JDW boss blasts Gov proposal to increase VAT

By Nikkie Thatcher contact

- Last updated on GMT

Trade comparison: 'It doesn’t make economic sense that food bought in pubs, restaurants and cafés attract VAT of 20%, when food is VAT-free in supermarkets,' says JD Wetherspoon (JDW) boss Tim Martin
Trade comparison: 'It doesn’t make economic sense that food bought in pubs, restaurants and cafés attract VAT of 20%, when food is VAT-free in supermarkets,' says JD Wetherspoon (JDW) boss Tim Martin

Related tags: Jd wetherspoon, Legislation, Government

JD Wetherspoon (JDW) has criticised the Government’s plans to increase VAT back to 20% for food in pubs, restaurants and cafés from next month (April).

This comes after the British Beer & Pub Association (BBPA) wrote to Chancellor Rishi Sunak, calling for help for the sector​ ahead of his Spring Statement this week (Wednesday 23 March).

The letter urges the Government to extend the energy price cap to small businesses and supply to joint residential and commercial premises and extend the current 12.5% VAT rate for food and drinks sold in pubs and the wider hospitality sector with a view to making this permanent.

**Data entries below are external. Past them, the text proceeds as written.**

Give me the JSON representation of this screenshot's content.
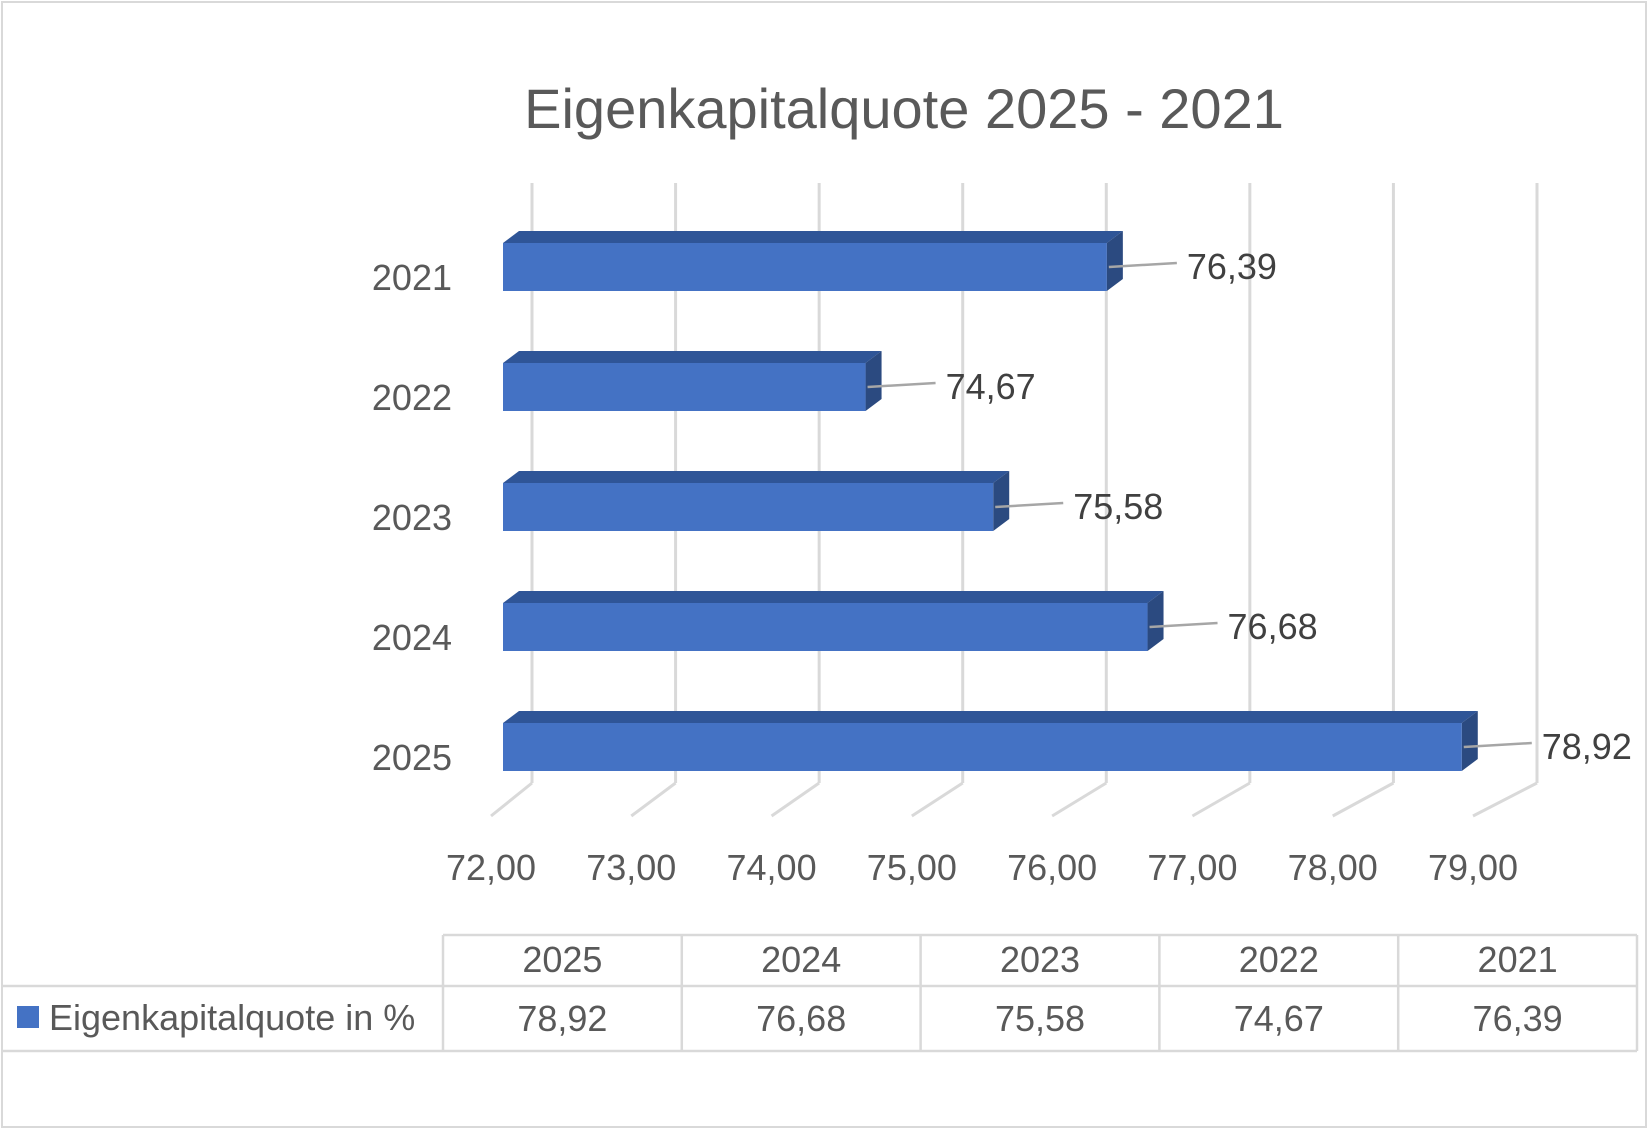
{
  "colors": {
    "bar_front": "#4472c4",
    "bar_top": "#2f5597",
    "bar_side": "#2b4a80",
    "grid": "#d9d9d9",
    "text": "#595959"
  },
  "chart_data": {
    "type": "bar",
    "orientation": "horizontal",
    "style": "3d-clustered-bar",
    "title": "Eigenkapitalquote 2025 - 2021",
    "categories": [
      "2021",
      "2022",
      "2023",
      "2024",
      "2025"
    ],
    "series": [
      {
        "name": "Eigenkapitalquote in %",
        "values": [
          76.39,
          74.67,
          75.58,
          76.68,
          78.92
        ],
        "labels": [
          "76,39",
          "74,67",
          "75,58",
          "76,68",
          "78,92"
        ]
      }
    ],
    "xlim": [
      72,
      79
    ],
    "xticks": [
      "72,00",
      "73,00",
      "74,00",
      "75,00",
      "76,00",
      "77,00",
      "78,00",
      "79,00"
    ],
    "grid": true,
    "legend": "data-table",
    "data_table": {
      "headers": [
        "2025",
        "2024",
        "2023",
        "2022",
        "2021"
      ],
      "row_label": "Eigenkapitalquote in %",
      "values": [
        "78,92",
        "76,68",
        "75,58",
        "74,67",
        "76,39"
      ]
    }
  }
}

Furthermore, an inquiry by the All-Party Parliamentary Group for Hospitality and Tourism also called for VAT to stay at 12.5%.

Not economic sense

JDW founder and chairman Tim Martin has often called for tax equality between the on and off-trade.

He said: “It doesn’t make economic sense that food bought in pubs, restaurants and cafés attract VAT of 20%, when food is VAT-free in supermarkets.

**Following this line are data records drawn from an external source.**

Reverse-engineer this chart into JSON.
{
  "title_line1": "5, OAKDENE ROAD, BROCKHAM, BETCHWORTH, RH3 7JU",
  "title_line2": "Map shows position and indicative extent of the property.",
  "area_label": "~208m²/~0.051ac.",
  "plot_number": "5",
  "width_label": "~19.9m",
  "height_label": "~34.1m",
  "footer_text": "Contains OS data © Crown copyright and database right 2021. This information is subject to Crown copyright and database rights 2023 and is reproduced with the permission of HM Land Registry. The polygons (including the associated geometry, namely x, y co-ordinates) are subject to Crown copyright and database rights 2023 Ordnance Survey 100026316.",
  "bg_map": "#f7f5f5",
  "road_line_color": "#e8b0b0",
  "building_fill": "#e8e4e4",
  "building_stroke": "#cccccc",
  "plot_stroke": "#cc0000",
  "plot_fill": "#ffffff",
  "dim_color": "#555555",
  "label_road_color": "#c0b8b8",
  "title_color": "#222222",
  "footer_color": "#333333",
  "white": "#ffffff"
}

“Pubs, restaurants and cafés form integral parts of high streets, whereas supermarkets are often in edge-of-town or out-of-town locations.

“Favouring supermarkets over pubs is bad for high streets and town centres. It is also an accepted principle of taxation that it should be fair and equitable, treating businesses that sell similar products in a similar way.”

Martin claimed tax discrimination creates economic distortions and called for a “sensible rebalancing” of tax.

Favourite tax treatment

He added: “Supermarkets have clearly used their favourite tax treatment to subsidise the price of beer, wine and spirits over recent decades.

“Pubs, restaurants and cafés play in important role in the social fabric of the nation, as well as generating employment and vast amounts of taxes for the Treasury.

“The hospitality industry understands Governments need tax – but there should be a sensible rebalancing, so all businesses selling products are treated in the same way.”

The Daily Mail​has reported the Chancellor is considering whether to extend the lower rate of VAT ahead of his Statement.